LifeLine Legacy Holdings, a fund management company that invested over $2 million in Ozy Media, sued the embattled company on Monday, claiming Ozy “engaged in fraudulent, deceptive and illegal conduct.”
The suit claims that Ozy failed to disclose information about its business when fund managers were considering their investment. They bought a $2 million stake in February.

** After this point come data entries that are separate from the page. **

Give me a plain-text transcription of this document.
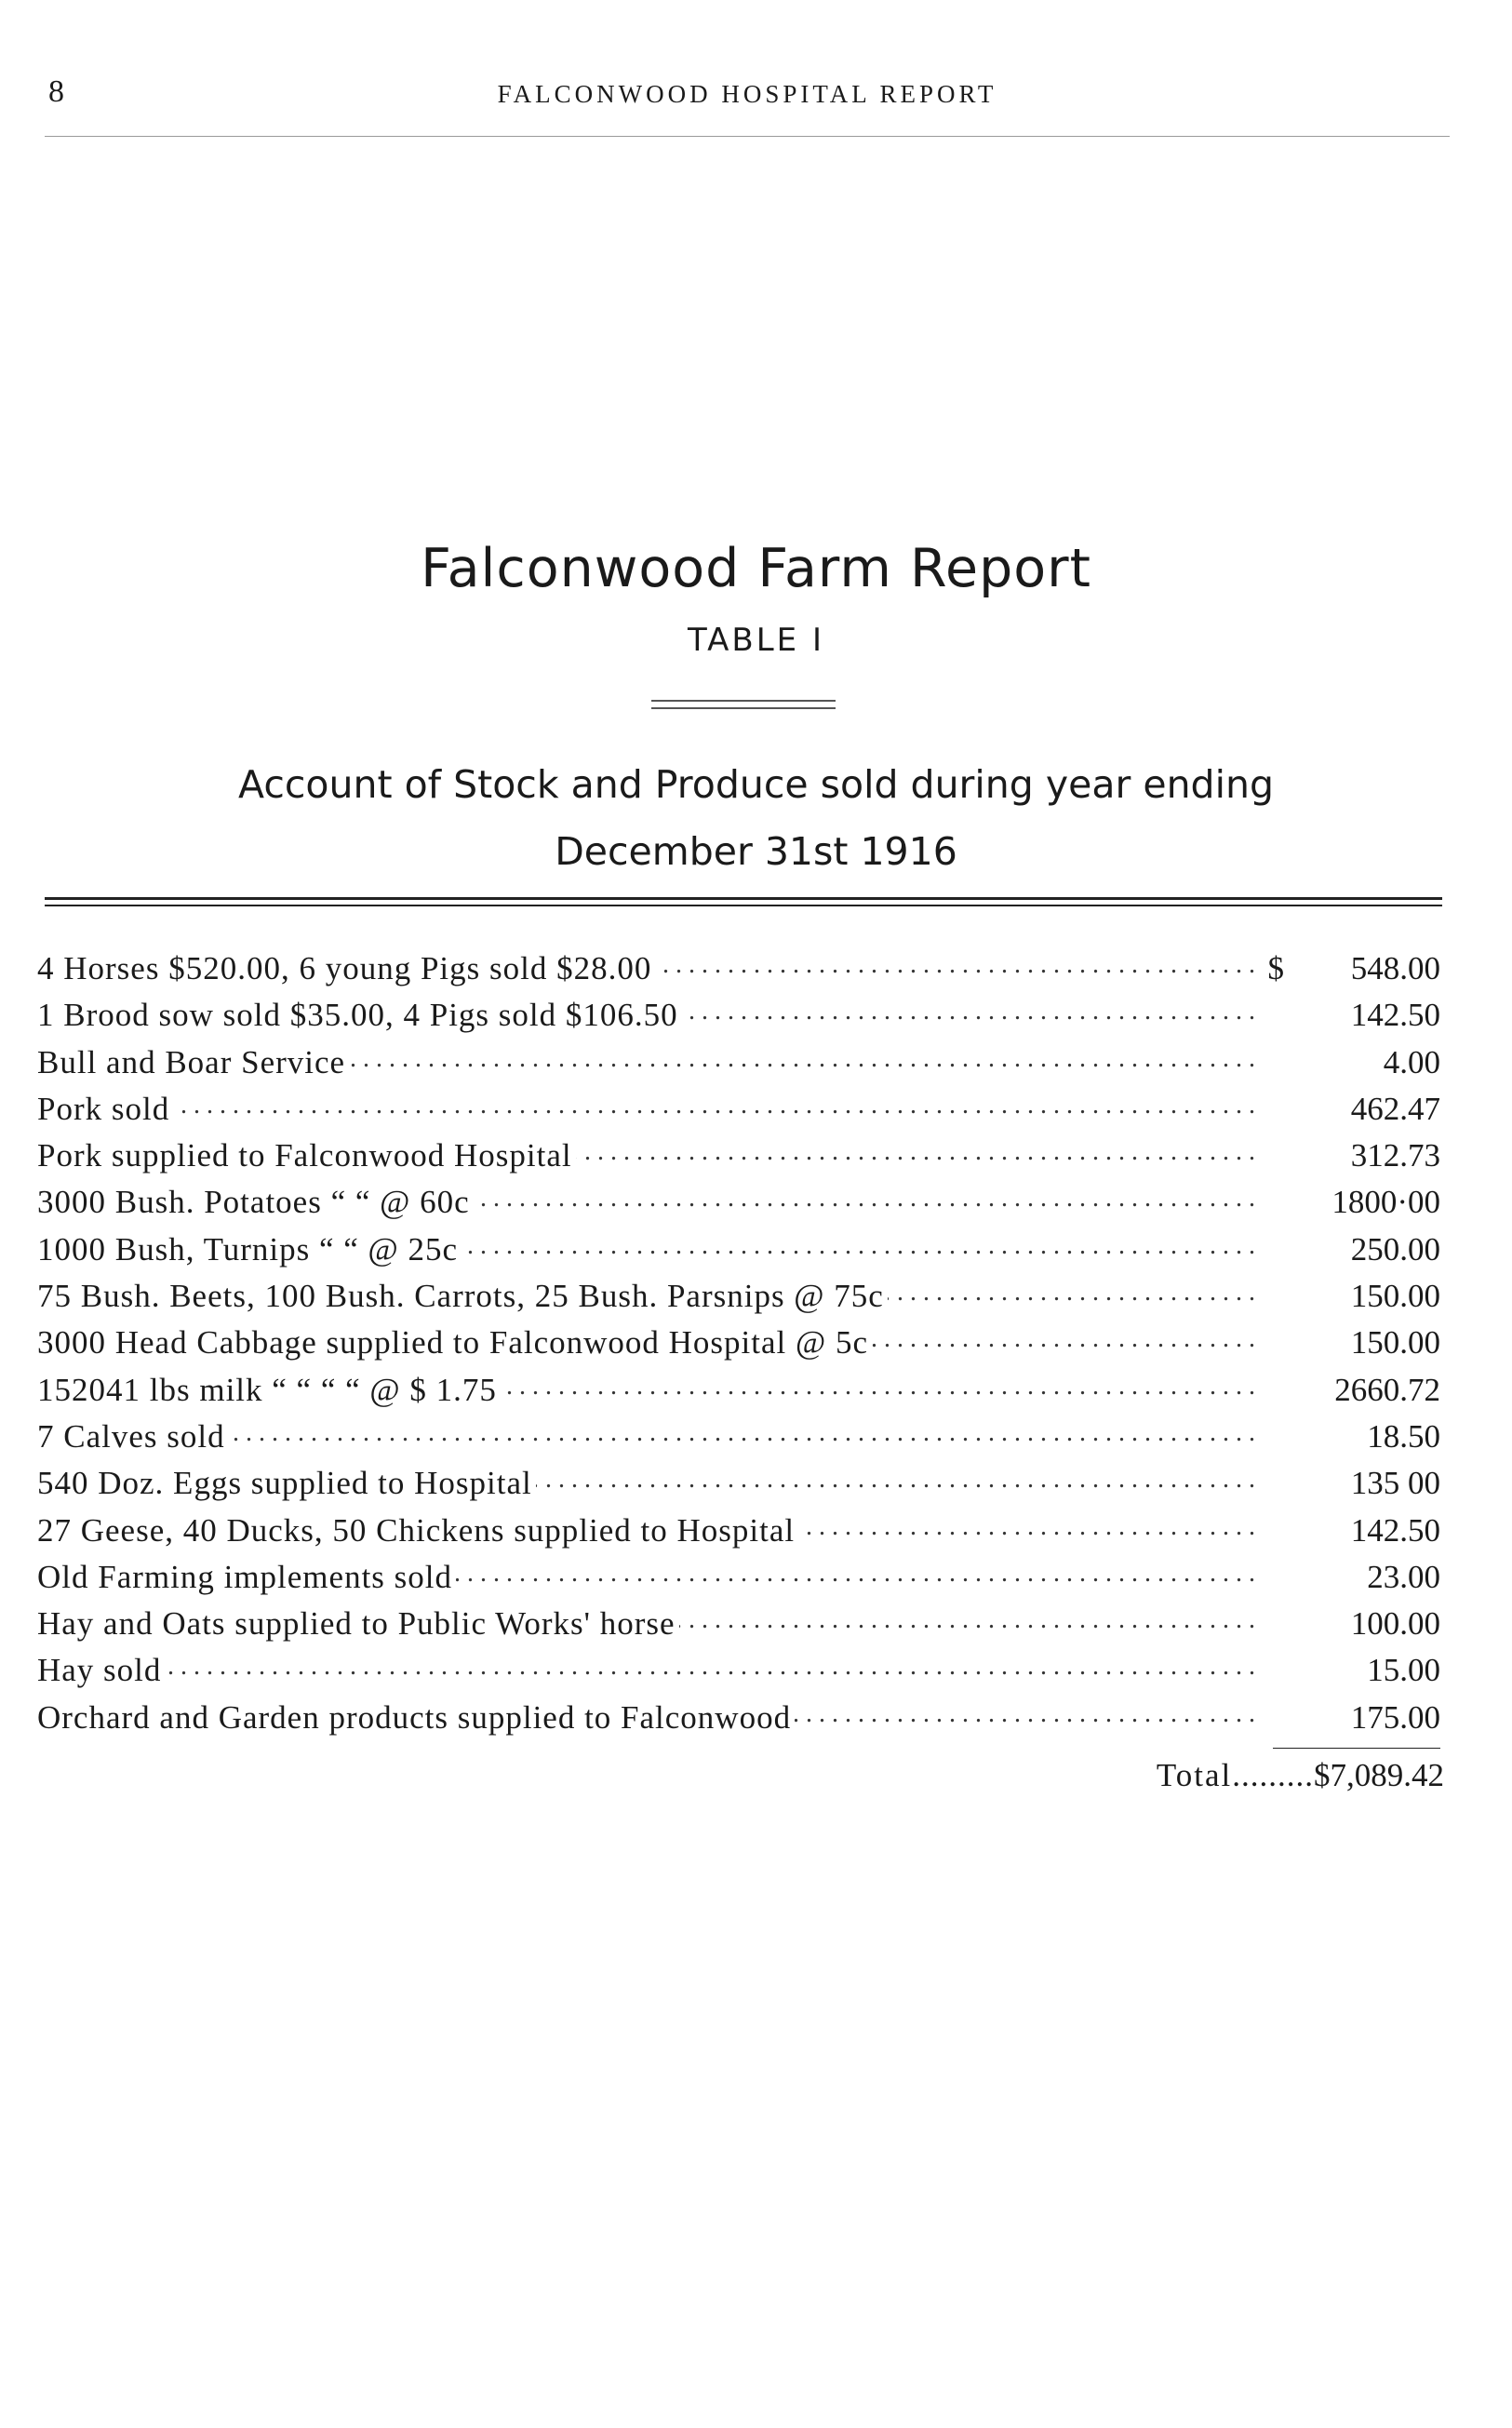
8	FALCONWOOD HOSPITAL REPORT
Falconwood Farm Report
TABLE I
Account of Stock and Produce sold during year ending
December 31st 1916
4 Horses $520.00, 6 young Pigs sold $28.00 . . .	$	548.00
1 Brood sow sold $35.00, 4 Pigs sold $106.50 . . .	142.50
Bull and Boar Service . . .	4.00
Pork sold . . .	462.47
Pork supplied to Falconwood Hospital . . .	312.73
3000 Bush. Potatoes “ “ @ 60c . . .	1800·00
1000 Bush, Turnips “ “ @ 25c . . .	250.00
75 Bush. Beets, 100 Bush. Carrots, 25 Bush. Parsnips @ 75c . . .	150.00
3000 Head Cabbage supplied to Falconwood Hospital @ 5c . . .	150.00
152041 lbs milk “ “ “ “ @ $ 1.75 . . .	2660.72
7 Calves sold . . .	18.50
540 Doz. Eggs supplied to Hospital . . .	135 00
27 Geese, 40 Ducks, 50 Chickens supplied to Hospital . . .	142.50
Old Farming implements sold . . .	23.00
Hay and Oats supplied to Public Works' horse . . .	100.00
Hay sold . . .	15.00
Orchard and Garden products supplied to Falconwood . . .	175.00
Total ......... $7,089.42
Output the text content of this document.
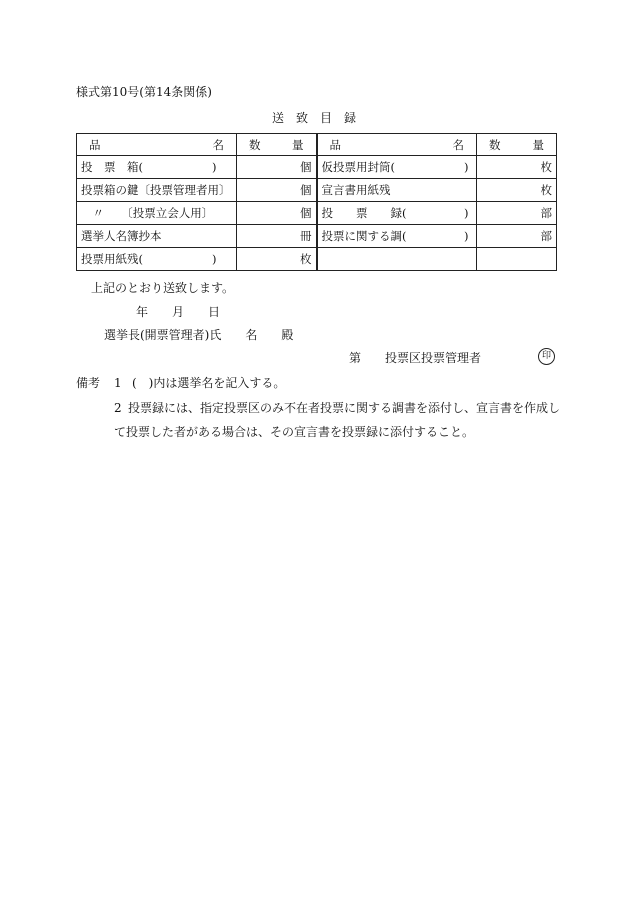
様式第10号(第14条関係)
送　致　目　録
品 名	数 量	品 名	数 量

投　票　箱(　　　　　　)	個	仮投票用封筒(　　　　　　)	枚
投票箱の鍵〔投票管理者用〕	個	宣言書用紙残	枚
　〃　　〔投票立会人用〕	個	投　　票　　録(　　　　　)	部
選挙人名簿抄本	冊	投票に関する調(　　　　　)	部
投票用紙残(　　　　　　)	枚		
上記のとおり送致します。
年　　月　　日
選挙長(開票管理者)氏　　名　　殿
第　　投票区投票管理者	印
備考 1 (　)内は選挙名を記入する。
2 投票録には、指定投票区のみ不在者投票に関する調書を添付し、宣言書を作成し
て投票した者がある場合は、その宣言書を投票録に添付すること。
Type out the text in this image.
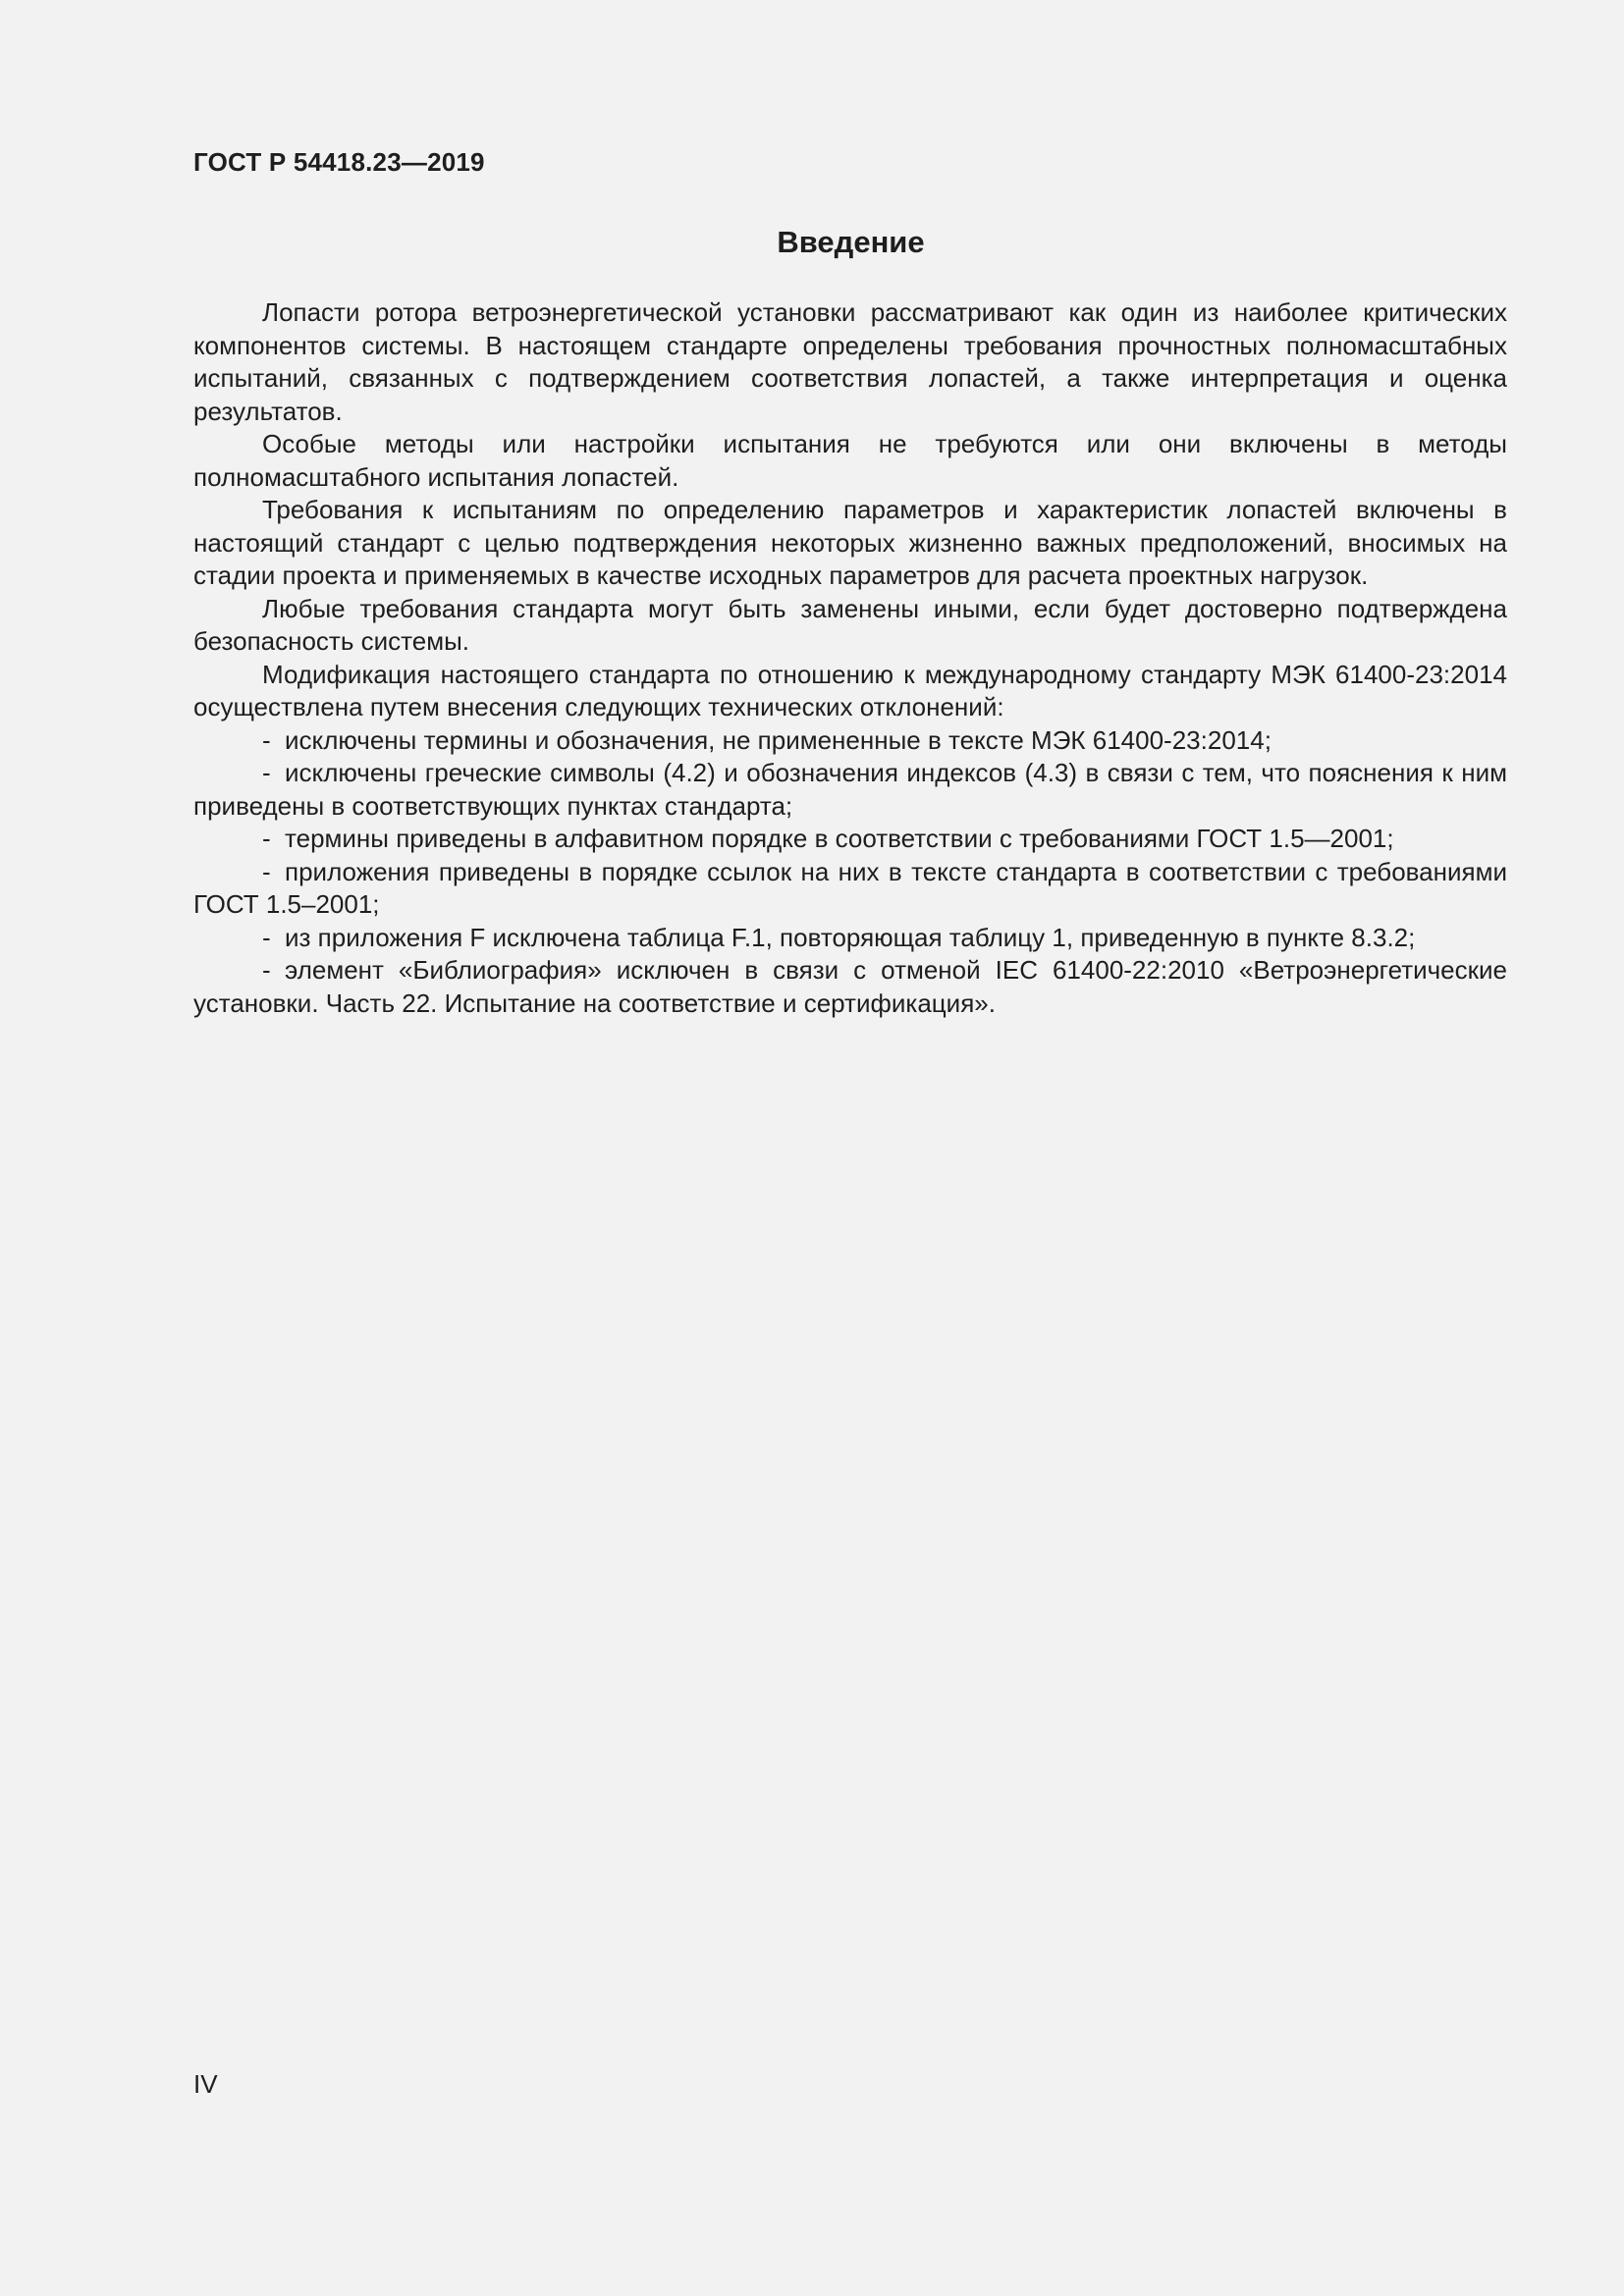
ГОСТ Р 54418.23—2019
Введение

Лопасти ротора ветроэнергетической установки рассматривают как один из наиболее критических компонентов системы. В настоящем стандарте определены требования прочностных полномасштабных испытаний, связанных с подтверждением соответствия лопастей, а также интерпретация и оценка результатов.

Особые методы или настройки испытания не требуются или они включены в методы полномасштабного испытания лопастей.

Требования к испытаниям по определению параметров и характеристик лопастей включены в настоящий стандарт с целью подтверждения некоторых жизненно важных предположений, вносимых на стадии проекта и применяемых в качестве исходных параметров для расчета проектных нагрузок.

Любые требования стандарта могут быть заменены иными, если будет достоверно подтверждена безопасность системы.

Модификация настоящего стандарта по отношению к международному стандарту МЭК 61400-23:2014 осуществлена путем внесения следующих технических отклонений:

- исключены термины и обозначения, не примененные в тексте МЭК 61400-23:2014;

- исключены греческие символы (4.2) и обозначения индексов (4.3) в связи с тем, что пояснения к ним приведены в соответствующих пунктах стандарта;

- термины приведены в алфавитном порядке в соответствии с требованиями ГОСТ 1.5—2001;

- приложения приведены в порядке ссылок на них в тексте стандарта в соответствии с требованиями ГОСТ 1.5–2001;

- из приложения F исключена таблица F.1, повторяющая таблицу 1, приведенную в пункте 8.3.2;

- элемент «Библиография» исключен в связи с отменой IEC 61400-22:2010 «Ветроэнергетические установки. Часть 22. Испытание на соответствие и сертификация».

IV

The complaint, reviewed by TheWrap, says, “At the time that LifeLine’s investments were solicited and made, Ozy Media and, more specifically, Samir Rao knew that, in fact, the representations made to LifeLine regarding Ozy Media were untrue and that Rao had fail to disclose material information about Ozy Media to LifeLine. More particularly, Ozy Media knew, but failed to disclose to LifeLine that on February 2, 2021 the company, through Samir Rao, engaged in fraudulent, deceptive and illegal conduct when Mr. Rao, while participating in a call with a potential high profile institutional investor, impersonated an executive of YouTube and misrepresented viewership of Ozy Media programming shown on YouTube. Ozy Media also failed to disclose that said high profile institutional investor
refused to invest in Ozy Media after learning of said fraudulent conduct and that the company, as a result, was under investigation by various government agencies.”
Numerous investors and high-profile talent have backed away from Ozy in the wake of a New York Times exposé that dropped last week. The board announced last Friday that the company would shutter, but CEO and founder Carlos Watson said on Monday that it will remain operational. Few board members actually remain.
Rao, whose impersonation of a Google executive on a call with Goldman Sachs representatives was featured in the Times report, stepped away from the company last week.
A representative for Ozy did not return a request for comment.
Pamela Chelin contributed to this report.